RARE EXPORTS is indeed a very rare thing, a smart, articulate suspense film with genuine chills, yet ostensibly made as a “kids film”.
I had one of those truly memorable experiences with this picture – I spent much of it thinking that the one person in the world that needed to see the flick was Guillermo Del Toro. Back to CHRONOS, GDT has long been suggesting that part of what made fairy tales compelling was the fact that they often had elements of real horror. Many of his works delve deeply into this dark nature of children’s stories, and while RARE EXPORTS doesn’t quite plumb those depths, it nonetheless doesn’t shy away from the dark edge of the macabre. Thanks to the strange bubble that occurs at TIFF, I happened to run into GDT about 10 hours after my screening, and got to effuse to him my views of this little gem of a flick. If I’ve done one thing this year at the festival, I’ve turned this great filmmaker onto this gem of an import from Scandanavia.

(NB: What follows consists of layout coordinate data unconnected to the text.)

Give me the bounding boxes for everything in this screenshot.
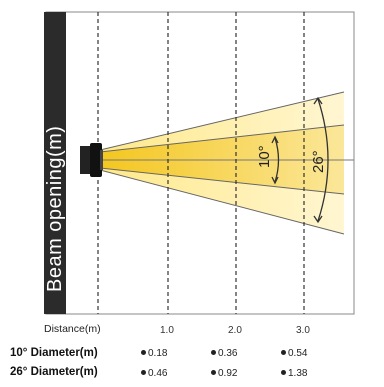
bullet-icon <box>211 350 216 355</box>
bullet-icon <box>281 350 286 355</box>
value-26-2: 0.92 <box>211 368 237 379</box>
bullet-icon <box>281 370 286 375</box>
value-10-1-text: 0.18 <box>148 348 168 359</box>
distance-tick-1: 1.0 <box>160 325 174 336</box>
distance-tick-2: 2.0 <box>228 325 242 336</box>
distance-tick-3: 3.0 <box>296 325 310 336</box>
value-26-1-text: 0.46 <box>148 368 168 379</box>
bullet-icon <box>141 350 146 355</box>
angle-arc-10 <box>271 135 280 185</box>
angle-label-10: 10° <box>256 145 273 168</box>
value-26-3: 1.38 <box>281 368 307 379</box>
value-10-2-text: 0.36 <box>218 348 238 359</box>
angle-label-26: 26° <box>310 150 327 173</box>
value-26-3-text: 1.38 <box>288 368 308 379</box>
value-10-3: 0.54 <box>281 348 307 359</box>
value-10-2: 0.36 <box>211 348 237 359</box>
value-26-1: 0.46 <box>141 368 167 379</box>
sidebar-label: Beam opening(m) <box>44 126 66 292</box>
distance-label: Distance(m) <box>44 323 101 335</box>
row-label-10: 10° Diameter(m) <box>10 347 98 359</box>
lamp-fixture <box>80 143 103 177</box>
angle-arc-26 <box>313 96 329 224</box>
value-10-1: 0.18 <box>141 348 167 359</box>
bullet-icon <box>211 370 216 375</box>
row-label-26: 26° Diameter(m) <box>10 366 98 378</box>
beam-edges <box>99 91 345 235</box>
sidebar <box>44 12 66 314</box>
value-26-2-text: 0.92 <box>218 368 238 379</box>
value-10-3-text: 0.54 <box>288 348 308 359</box>
bullet-icon <box>141 370 146 375</box>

The story of RARE EXPORTS is unique enough – a community is caught in the fear of Santa Claus, a type of wild, mythical creature, who stalks members of a remote town in Finland. As a pair of boys get into mischief, the town must bind together to try and tame this force of nature.
The film borrows heavily from the likes of JURASSIC PARK, and plays at the same level of “scary” as the first film in that series. While we never really feel the main protagonists (particularly the young ones) are going to die, the danger of their predicaments is shown with enough suspense that the audience can genuinely feel anxious about the outcome. North American films are littered with films where the tropes of the scary film are glossed onto a film with young people, yet there’s a form of censored restraint that essentially neuters any mood of real dread. RARE EXPORTS may not compete with the fashionable torture porn genre, but it’s effective enough at creating a rich, compelling world where we’re genuinely vested in the safety of our leads.
The scope of the production never belies the modest budget, and the assured performances are well directed, shaming once again many North American counterpart films of this nature, and the denouement is an absolute delight. This is by far the most fun I’ve had at a Christmas themed film, and sure to brighten the sprits of anybody willing to succumb to its creepy charms.